VEYA KÎTAB-I GÜLDESTE NİZÂM-I DEVLETE MÜTEALLİK RİSALE" kitabını görünce, yeniden gözden geçirdik.

--Yıl 1966, Cumhuriyet Senatosunda içişleri Bakanlığı Bütçesi

görüşülürken Adalet Partisi(AP) Zonguldak Senatörü Akif Eyidoğan, söz alarak içişleri Bakanı Sayın Dr. Faruk Sükan'ı eleştiriyor ve ona, üç nüsha basılan bu kitabı bulmasını ve okumasını ister.

--Amaç, kendilerinin örnek aldığı Osmanlı'nın bile nelere özen gösterdiğini göstermek.

--"Osmanlı Defterdarı Mehmet Paşa, imparatorluğun gerileme döneminin başlangıcında çevresinde gördüklerini eleştirmek için sesini yükselttiği zaman Osmanlı devletinin en parlak dönemindeki kudretli bünyesini düşünmekteydi. Eleştirdiği şey sistem değil onun yönetiliş tarzıdır. Kendi zamanının şartlarını hemen hemen 200 yıl öncesiyle karşılaştırmıştır, ileri sürdüğü öğütler devlette suiistimal veya fesat saydığı şeyleri anlatmaktadır.

---???Devlet yönetiminde görev alacaklarda zekâ, bilgi, namusluluk ve tecrübenin temel nitelikler olduğunu belirtmektedir. Özellikle kamu görevlerine yapılacak atanmalar konusunda çok israrlıdır. Ona göre bu gibi görevliler çok dikkatle seçilmeli, görev isteyenler şüpheyle karşılanmalı, en namuslu ve en iyi yetişmiş, tecrübeli kimseler aranmalı ve önemli mevkiler bunlara verilmelidir. Bu hal Osmanlı sisteminde devletin başarı veya başarısızlığının hemen hemen tamamıyla memurların karakterine bağlı bulunduğu gerçeğini tespit etmektedir.

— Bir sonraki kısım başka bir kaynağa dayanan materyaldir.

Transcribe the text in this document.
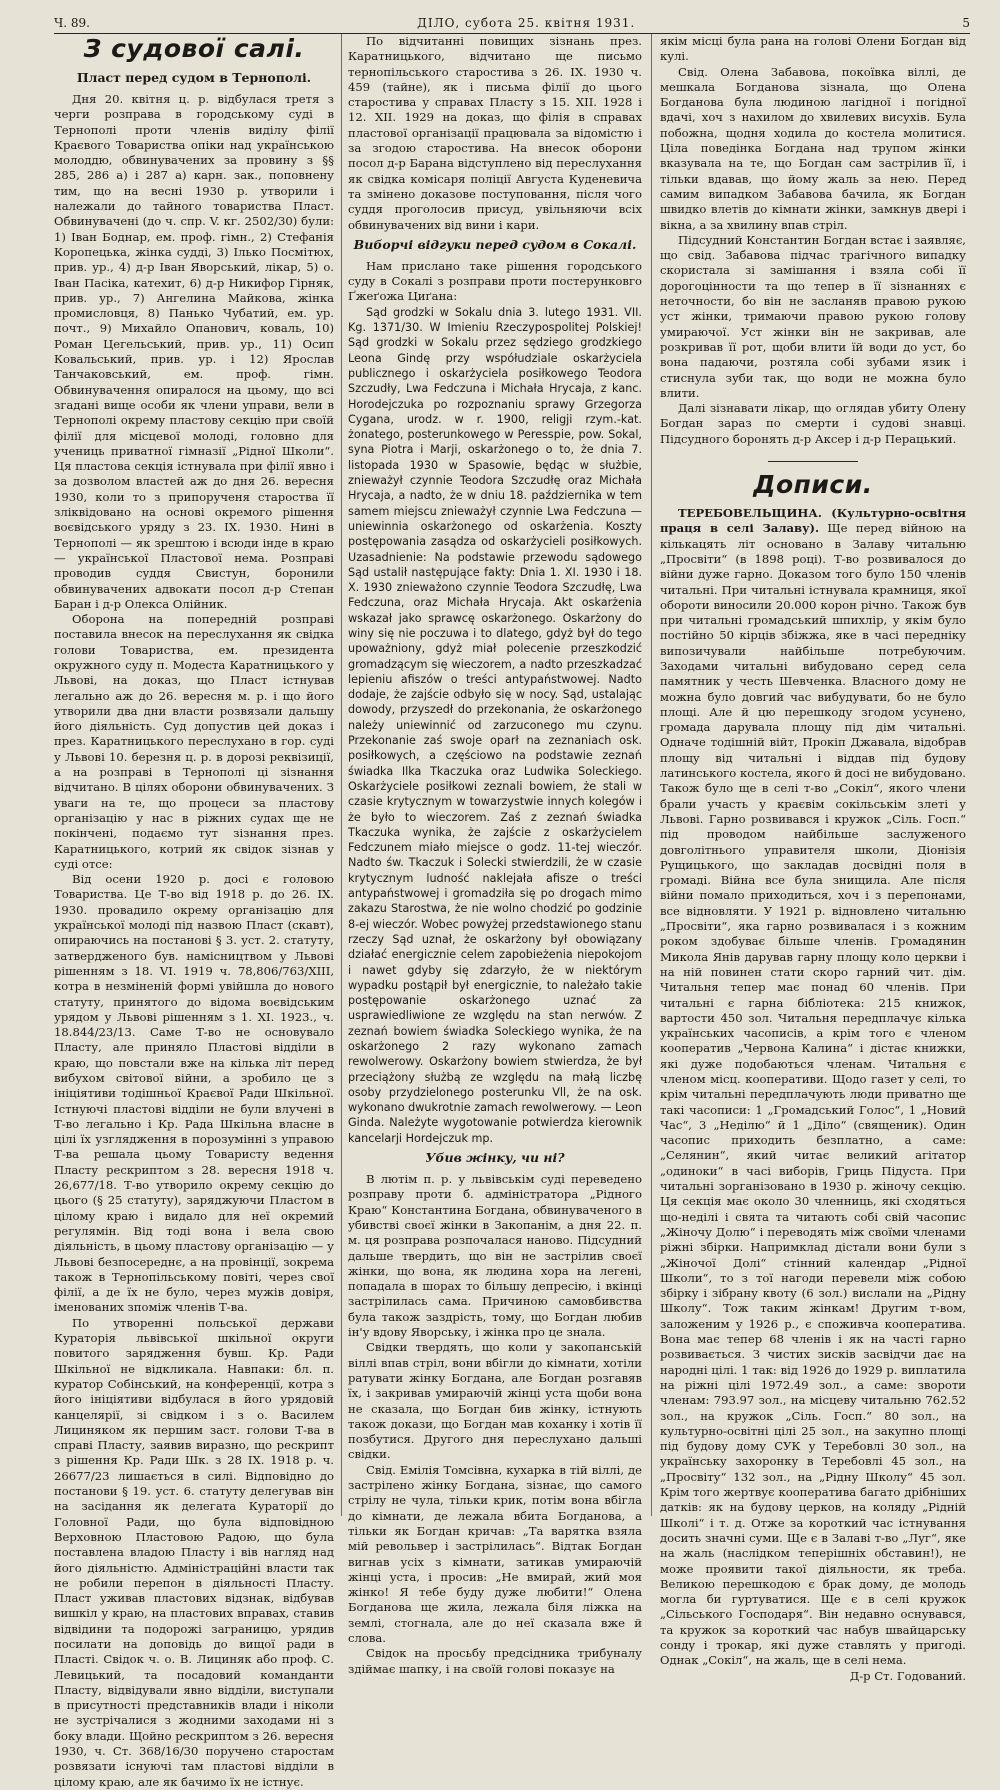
Ч. 89.	ДІЛО, субота 25. квітня 1931.	5
З судової салі.
Пласт перед судом в Тернополі.

Дня 20. квітня ц. р. відбулася третя з черги розправа в городському суді в Тернополі проти членів виділу філії Краєвого Товариства опіки над українською молоддю, обвинувачених за провину з §§ 285, 286 а) і 287 а) карн. зак., поповнену тим, що на весні 1930 р. утворили і належали до тайного товариства Пласт. Обвинувачені (до ч. спр. V. кг. 2502/30) були: 1) Іван Боднар, ем. проф. гімн., 2) Стефанія Коропецька, жінка судді, 3) Ілько Посмітюх, прив. ур., 4) д-р Іван Яворський, лікар, 5) о. Іван Пасіка, катехит, 6) д-р Никифор Гірняк, прив. ур., 7) Ангелина Майкова, жінка промисловця, 8) Панько Чубатий, ем. ур. почт., 9) Михайло Опанович, коваль, 10) Роман Цегельський, прив. ур., 11) Осип Ковальський, прив. ур. і 12) Ярослав Танчаковський, ем. проф. гімн. Обвинувачення опиралося на цьому, що всі згадані вище особи як члени управи, вели в Тернополі окрему пластову секцію при своїй філії для місцевої молоді, головно для учениць приватної гімназії „Рідної Школи“. Ця пластова секція істнувала при філії явно і за дозволом властей аж до дня 26. вересня 1930, коли то з припорученя староства її зліквідовано на основі окремого рішення воєвідського уряду з 23. IX. 1930. Нині в Тернополі — як зрештою і всюди інде в краю — української Пластової нема. Розправі проводив суддя Свистун, боронили обвинувачених адвокати посол д-р Степан Баран і д-р Олекса Олійник.

Оборона на попередній розправі поставила внесок на переслухання як свідка голови Товариства, ем. президента окружного суду п. Модеста Каратницького у Львові, на доказ, що Пласт істнував легально аж до 26. вересня м. р. і що його утворили два дни власти розвязали дальшу його діяльність. Суд допустив цей доказ і през. Каратницького переслухано в гор. суді у Львові 10. березня ц. р. в дорозі реквізиції, а на розправі в Тернополі ці зізнання відчитано. В цілях оборони обвинувачених. З уваги на те, що процеси за пластову організацію у нас в ріжних судах ще не покінчені, подаємо тут зізнання през. Каратницького, котрий як свідок зізнав у суді отсе:

Від осени 1920 р. досі є головою Товариства. Це Т-во від 1918 р. до 26. IX. 1930. провадило окрему організацію для української молоді під назвою Пласт (скавт), опираючись на постанові § 3. уст. 2. статуту, затвердженого був. намісництвом у Львові рішенням з 18. VI. 1919 ч. 78,806/763/XIII, котра в незміненій формі увійшла до нового статуту, принятого до відома воєвідським урядом у Львові рішенням з 1. XI. 1923., ч. 18.844/23/13. Саме Т-во не основувало Пласту, але приняло Пластові відділи в краю, що повстали вже на кілька літ перед вибухом світової війни, а зробило це з ініціятиви тодішньої Краєвої Ради Шкільної. Істнуючі пластові відділи не були влучені в Т-во легально і Кр. Рада Шкільна власне в цілі їх узглядження в порозумінні з управою Т-ва решала цьому Товаристу ведення Пласту рескриптом з 28. вересня 1918 ч. 26,677/18. Т-во утворило окрему секцію до цього (§ 25 статуту), заряджуючи Пластом в цілому краю і видало для неї окремий регулямін. Від тоді вона і вела свою діяльність, в цьому пластову організацію — у Львові безпосереднє, а на провінції, зокрема також в Тернопільському повіті, через свої філії, а де їх не було, через мужів довіря, іменованих зпоміж членів Т-ва.

По утворенні польської держави Кураторія львівської шкільної округи повитого зарядження бувш. Кр. Ради Шкільної не відкликала. Навпаки: бл. п. куратор Собінський, на конференції, котра з його ініціятиви відбулася в його урядовій канцелярії, зі свідком і з о. Василем Лициняком як першим заст. голови Т-ва в справі Пласту, заявив виразно, що рескрипт з рішення Кр. Ради Шк. з 28 IX. 1918 р. ч. 26677/23 лишається в силі. Відповідно до постанови § 19. уст. 6. статуту делегував він на засідання як делегата Кураторії до Головної Ради, що була відповідною Верховною Пластовою Радою, що була поставлена владою Пласту і вів нагляд над його діяльністю. Адміністраційні власти так не робили перепон в діяльності Пласту. Пласт уживав пластових відзнак, відбував вишкіл у краю, на пластових вправах, ставив відвідини та подорожі заграницю, урядив посилати на доповідь до вищої ради в Пласті. Свідок ч. о. В. Лициняк або проф. С. Левицький, та посадовий команданти Пласту, відвідували явно відділи, виступали в присутності представників влади і ніколи не зустрічалися з жодними заходами ні з боку влади. Щойно рескриптом з 26. вересня 1930, ч. Ст. 368/16/30 поручено старостам розвязати існуючі там пластові відділи в цілому краю, але як бачимо їх не істнує.

По відчитанні повищих зізнань през. Каратницького, відчитано ще письмо тернопільського старостива з 26. IX. 1930 ч. 459 (тайне), як і письма філії до цього старостива у справах Пласту з 15. XII. 1928 і 12. XII. 1929 на доказ, що філія в справах пластової організації працювала за відомістю і за згодою старостива. На внесок оборони посол д-р Барана відступлено від переслухання як свідка комісаря поліції Августа Куденевича та змінено доказове поступовання, після чого суддя проголосив присуд, увільняючи всіх обвинувачених від вини і кари.

Виборчі відгуки перед судом в Сокалі.

Нам прислано таке рішення городського суду в Сокалі з розправи проти постерунковго Ґжеґожа Циґана:

Sąd grodzki w Sokalu dnia 3. lutego 1931. VII. Kg. 1371/30. W Imieniu Rzeczypospolitej Polskiej! Sąd grodzki w Sokalu przez sędziego grodzkiego Leona Gindę przy współudziale oskarżyciela publicznego i oskarżyciela posiłkowego Teodora Szczudły, Lwa Fedczuna i Michała Hrycaja, z kanc. Horodejczuka po rozpoznaniu sprawy Grzegorza Cygana, urodz. w r. 1900, religji rzym.-kat. żonatego, posterunkowego w Peresspie, pow. Sokal, syna Piotra i Marji, oskarżonego o to, że dnia 7. listopada 1930 w Spasowie, będąc w służbie, znieważył czynnie Teodora Szczudłę oraz Michała Hrycaja, a nadto, że w dniu 18. października w tem samem miejscu znieważył czynnie Lwa Fedczuna — uniewinnia oskarżonego od oskarżenia. Koszty postępowania zasądza od oskarżycieli posiłkowych. Uzasadnienie: Na podstawie przewodu sądowego Sąd ustalił następujące fakty: Dnia 1. XI. 1930 i 18. X. 1930 znieważono czynnie Teodora Szczudłę, Lwa Fedczuna, oraz Michała Hrycaja. Akt oskarżenia wskazał jako sprawcę oskarżonego. Oskarżony do winy się nie poczuwa i to dlatego, gdyż był do tego upoważniony, gdyż miał polecenie przeszkodzić gromadzącym się wieczorem, a nadto przeszkadzać lepieniu afiszów o treści antypaństwowej. Nadto dodaje, że zajście odbyło się w nocy. Sąd, ustalając dowody, przyszedł do przekonania, że oskarżonego należy uniewinnić od zarzuconego mu czynu. Przekonanie zaś swoje oparł na zeznaniach osk. posiłkowych, a częściowo na podstawie zeznań świadka Ilka Tkaczuka oraz Ludwika Soleckiego. Oskarżyciele posiłkowi zeznali bowiem, że stali w czasie krytycznym w towarzystwie innych kolegów i że było to wieczorem. Zaś z zeznań świadka Tkaczuka wynika, że zajście z oskarżycielem Fedczunem miało miejsce o godz. 11-tej wieczór. Nadto św. Tkaczuk i Solecki stwierdzili, że w czasie krytycznym ludność naklejała afisze o treści antypaństwowej i gromadziła się po drogach mimo zakazu Starostwa, że nie wolno chodzić po godzinie 8-ej wieczór. Wobec powyżej przedstawionego stanu rzeczy Sąd uznał, że oskarżony był obowiązany działać energicznie celem zapobieżenia niepokojom i nawet gdyby się zdarzyło, że w niektórym wypadku postąpił był energicznie, to należało takie postępowanie oskarżonego uznać za usprawiedliwione ze względu na stan nerwów. Z zeznań bowiem świadka Soleckiego wynika, że na oskarżonego 2 razy wykonano zamach rewolwerowy. Oskarżony bowiem stwierdza, że był przeciążony służbą ze względu na małą liczbę osoby przydzielonego posterunku Vll, że na osk. wykonano dwukrotnie zamach rewolwerowy. — Leon Ginda. Należyte wygotowanie potwierdza kierownik kancelarji Hordejczuk mp.

Убив жінку, чи ні?

В лютім п. р. у львівськім суді переведено розправу проти б. адміністратора „Рідного Краю“ Константина Богдана, обвинуваченого в убивстві своєї жінки в Закопанім, а дня 22. п. м. ця розправа розпочалася наново. Підсудний дальше твердить, що він не застрілив своєї жінки, що вона, як людина хора на легені, попадала в шорах то більшу депресію, і вкінці застрілилась сама. Причиною самовбивства була також заздрість, тому, що Богдан любив ін'у вдову Яворську, і жінка про це знала.

Свідки твердять, що коли у закопанській віллі впав стріл, вони вбігли до кімнати, хотіли ратувати жінку Богдана, але Богдан розгавяв їх, і закривав умираючій жінці уста щоби вона не сказала, що Богдан бив жінку, істнують також докази, що Богдан мав коханку і хотів її позбутися. Другого дня переслухано дальші свідки.

Свід. Емілія Томсівна, кухарка в тій віллі, де застрілено жінку Богдана, зізнає, що самого стрілу не чула, тільки крик, потім вона вбігла до кімнати, де лежала вбита Богданова, а тільки як Богдан кричав: „Та варятка взяла мій револьвер і застрілилась“. Відтак Богдан вигнав усіх з кімнати, затикав умираючій жінці уста, і просив: „Не вмирай, жий моя жінко! Я тебе буду дуже любити!“ Олена Богданова ще жила, лежала біля ліжка на землі, стогнала, але до неї сказала вже й слова.

Свідок на просьбу предсідника трибуналу здіймає шапку, і на своїй голові показує на

якім місці була рана на голові Олени Богдан від кулі.

Свід. Олена Забавова, покоївка віллі, де мешкала Богданова зізнала, що Олена Богданова була людиною лагідної і погідної вдачі, хоч з нахилом до хвилевих висухів. Була побожна, щодня ходила до костела молитися. Ціла поведінка Богдана над трупом жінки вказувала на те, що Богдан сам застрілив її, і тільки вдавав, що йому жаль за нею. Перед самим випадком Забавова бачила, як Богдан швидко влетів до кімнати жінки, замкнув двері і вікна, а за хвилину впав стріл.

Підсудний Константин Богдан встає і заявляє, що свід. Забавова підчас трагічного випадку скористала зі замішання і взяла собі її дорогоцінности та що тепер в її зізнаннях є неточности, бо він не засланяв правою рукою уст жінки, тримаючи правою рукою голову умираючої. Уст жінки він не закривав, але розкривав її рот, щоби влити їй води до уст, бо вона падаючи, розтяла собі зубами язик і стиснула зуби так, що води не можна було влити.

Далі зізнавати лікар, що оглядав убиту Олену Богдан зараз по смерти і судові знавці. Підсудного боронять д-р Аксер і д-р Перацький.

Дописи.

ТЕРЕБОВЕЛЬЩИНА. (Культурно-освітня праця в селі Залаву). Ще перед війною на кількацять літ основано в Залаву читальню „Просвіти“ (в 1898 році). Т-во розвивалося до війни дуже гарно. Доказом того було 150 членів читальні. При читальні істнувала крамниця, якої обороти виносили 20.000 корон річно. Також був при читальні громадський шпихлір, у якім було постійно 50 кірців збіжжа, яке в часі передніку випозичували найбільше потребуючим. Заходами читальні вибудовано серед села памятник у честь Шевченка. Власного дому не можна було довгий час вибудувати, бо не було площі. Але й цю перешкоду згодом усунено, громада дарувала площу під дім читальні. Одначе тодішній війт, Прокіп Джавала, відобрав площу від читальні і віддав під будову латинського костела, якого й досі не вибудовано. Також було ще в селі т-во „Сокіл“, якого члени брали участь у краєвім сокільськім злеті у Львові. Гарно розвивався і кружок „Сіль. Госп.“ під проводом найбільше заслуженого довголітнього управителя школи, Діонізія Рущицького, що закладав досвідні поля в громаді. Війна все була знищила. Але після війни помало приходиться, хоч і з перепонами, все відновляти. У 1921 р. відновлено читальню „Просвіти“, яка гарно розвивалася і з кожним роком здобуває більше членів. Громадянин Микола Янів дарував гарну площу коло церкви і на ній повинен стати скоро гарний чит. дім. Читальня тепер має понад 60 членів. При читальні є гарна бібліотека: 215 книжок, вартости 450 зол. Читальня передплачує кілька українських часописів, а крім того є членом кооператив „Червона Калина“ і дістає книжки, які дуже подобаються членам. Читальня є членом місц. кооперативи. Щодо газет у селі, то крім читальні передплачують люди приватно ще такі часописи: 1 „Громадський Голос“, 1 „Новий Час“, 3 „Неділю“ й 1 „Діло“ (священик). Один часопис приходить безплатно, а саме: „Селянин“, який читає великий агітатор „одиноки“ в часі виборів, Гриць Підуста. При читальні зорганізовано в 1930 р. жіночу секцію. Ця секція має около 30 членниць, які сходяться що-неділі і свята та читають собі свій часопис „Жіночу Долю“ і переводять між своїми членами ріжні збірки. Напримклад дістали вони були з „Жіночої Долі“ стінний календар „Рідної Школи“, то з тої нагоди перевели між собою збірку і зібрану квоту (6 зол.) вислали на „Рідну Школу“. Тож таким жінкам! Другим т-вом, заложеним у 1926 р., є споживча кооператива. Вона має тепер 68 членів і як на часті гарно розвивається. З чистих зисків засвідчи дає на народні цілі. 1 так: від 1926 до 1929 р. виплатила на ріжні цілі 1972.49 зол., а саме: звороти членам: 793.97 зол., на місцеву читальню 762.52 зол., на кружок „Сіль. Госп.“ 80 зол., на культурно-освітні цілі 25 зол., на закупно площі під будову дому СУК у Теребовлі 30 зол., на українську захоронку в Теребовлі 45 зол., на „Просвіту“ 132 зол., на „Рідну Школу“ 45 зол. Крім того жертвує кооператива багато дрібніших датків: як на будову церков, на коляду „Рідній Школі“ і т. д. Отже за короткий час істнування досить значні суми. Ще є в Залаві т-во „Луг“, яке на жаль (наслідком теперішніх обставин!), не може проявити такої діяльности, як треба. Великою перешкодою є брак дому, де молодь могла би гуртуватися. Ще є в селі кружок „Сільського Господаря“. Він недавно оснувався, та кружок за короткий час набув швайцарську сонду і трокар, які дуже ставлять у пригоді. Однак „Сокіл“, на жаль, ще в селі нема.

Д-р Ст. Годований.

Mehmet Paşa, memurlar üzerinde Özellikle durmaktadır;

çünkü zamanındaki memurların ahlâkî kusur ve zaaflarınıderinden hissetmiş, bunu Osmanlı İmparatorluğu'nun XV ve XVI inci yüzyıllarda büyük sultanların yönetiminde erişmiş olduğu ihtişamdan sonra gerilemenin başlıca nedenlerinden biri olarak saymıştır.

---Günler tez geçer, halkın sabrı sınırlıdır. O yüzden, zamanın akılcı kullanılmasının önemi büyüktür. CHP'nin Başkanları Millet ittifakı ve halkın taşan sabrının oylarını almışlardır ama, sabrın bir sonun olduğunu da unutmamalrı gerekir. Ben AşıkDüçari'den bir değiş ile sözümü sonlandırayım: "Dinle sözüm al nasihat/ Dağları da kış incidir/ Cahilinen etme sohbet/ Her sözü bir baş incidir".